> Wrapping S3 with a write-through cache setup can often be the biggest cost win...

vidarh · on Sept 23, 2024

I usually just use a suitable Nginx config unless there's a compelling reason. It means you "waste" the first read - you just let post/put etc. hit S3, and just case reads, but it's easier to get right. It's rare this matters (if your reads are rare enough relative to writes that avoiding the cost of the first read matters, odds are the savings from this are going to be questionable anyway - the big benefit here comes when reads dominate massively)

mbreese · on Sept 23, 2024

Minio used to support this, but removed the feature a while back. It was called “gateway mode”. Sadly, I know that doesn’t help much now…

https://blog.min.io/deprecation-of-the-minio-gateway/amp/

amluto · on Sept 23, 2024

Every time I contemplate increasing my use of S3 or similar cloud services, I get annoyed at the extremely sorry state of anything on-prem that replicates to S3.

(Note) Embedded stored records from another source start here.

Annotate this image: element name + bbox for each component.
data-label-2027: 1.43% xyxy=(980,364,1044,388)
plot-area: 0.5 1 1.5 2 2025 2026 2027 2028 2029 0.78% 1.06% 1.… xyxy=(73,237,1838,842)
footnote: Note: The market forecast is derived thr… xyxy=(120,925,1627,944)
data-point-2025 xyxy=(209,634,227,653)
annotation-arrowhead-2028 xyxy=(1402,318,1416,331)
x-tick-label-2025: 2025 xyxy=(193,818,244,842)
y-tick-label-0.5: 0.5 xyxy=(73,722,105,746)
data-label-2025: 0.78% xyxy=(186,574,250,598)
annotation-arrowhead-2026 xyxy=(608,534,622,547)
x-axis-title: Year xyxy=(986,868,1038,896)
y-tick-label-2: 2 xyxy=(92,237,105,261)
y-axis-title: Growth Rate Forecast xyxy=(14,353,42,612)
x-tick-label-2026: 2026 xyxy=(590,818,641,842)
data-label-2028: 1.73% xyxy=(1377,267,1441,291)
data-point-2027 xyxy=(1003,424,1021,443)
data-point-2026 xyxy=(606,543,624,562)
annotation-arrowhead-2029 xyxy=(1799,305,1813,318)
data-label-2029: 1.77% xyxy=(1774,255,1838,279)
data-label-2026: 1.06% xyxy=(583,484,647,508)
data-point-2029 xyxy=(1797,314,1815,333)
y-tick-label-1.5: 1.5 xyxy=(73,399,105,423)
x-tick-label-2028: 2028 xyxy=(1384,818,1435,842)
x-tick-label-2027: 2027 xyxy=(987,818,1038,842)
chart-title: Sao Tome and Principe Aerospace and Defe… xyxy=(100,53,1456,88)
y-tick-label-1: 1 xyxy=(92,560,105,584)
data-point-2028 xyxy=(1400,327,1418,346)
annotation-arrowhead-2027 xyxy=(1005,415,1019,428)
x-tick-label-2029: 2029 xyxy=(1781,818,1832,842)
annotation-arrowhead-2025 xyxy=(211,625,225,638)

Heck, even confirming that one has uploaded one's files correctly is difficult. You can extract MD5 (!) signatures from most object storage systems, but only if you don't use whatever that particular system calls a multipart upload. You can often get CRC32 (gee thanks). With AWS, but not most competing systems, you can do a single-part upload and opt into "object integrity" and get a real hash in the inventory. You cannot ask for a hash after the fact.

I understand why computing a conventional cryptographically-secure has is challenging in a multipart upload (but that actually all that bad). But would it kill the providers to have first-class support for something like BLAKE3? BLAKE3 is a tree hash: one can separately hash multiple parts (with a priori known offsets, but that's fine for most APIs but maybe not Google's as is), assemble them into a whole in logarithmic time and memory, and end up with a hash that actually matches what b3sum would have output on the whole file. And one could even store some metadata and thereby allow downloading part of a large file and proving that one got the right data. (And AWS could even charge for that!)

But no, verifying the contents of one's cloud object storage bucket actually sucks, and it's very hard to be resistant to errors that occur at upload time.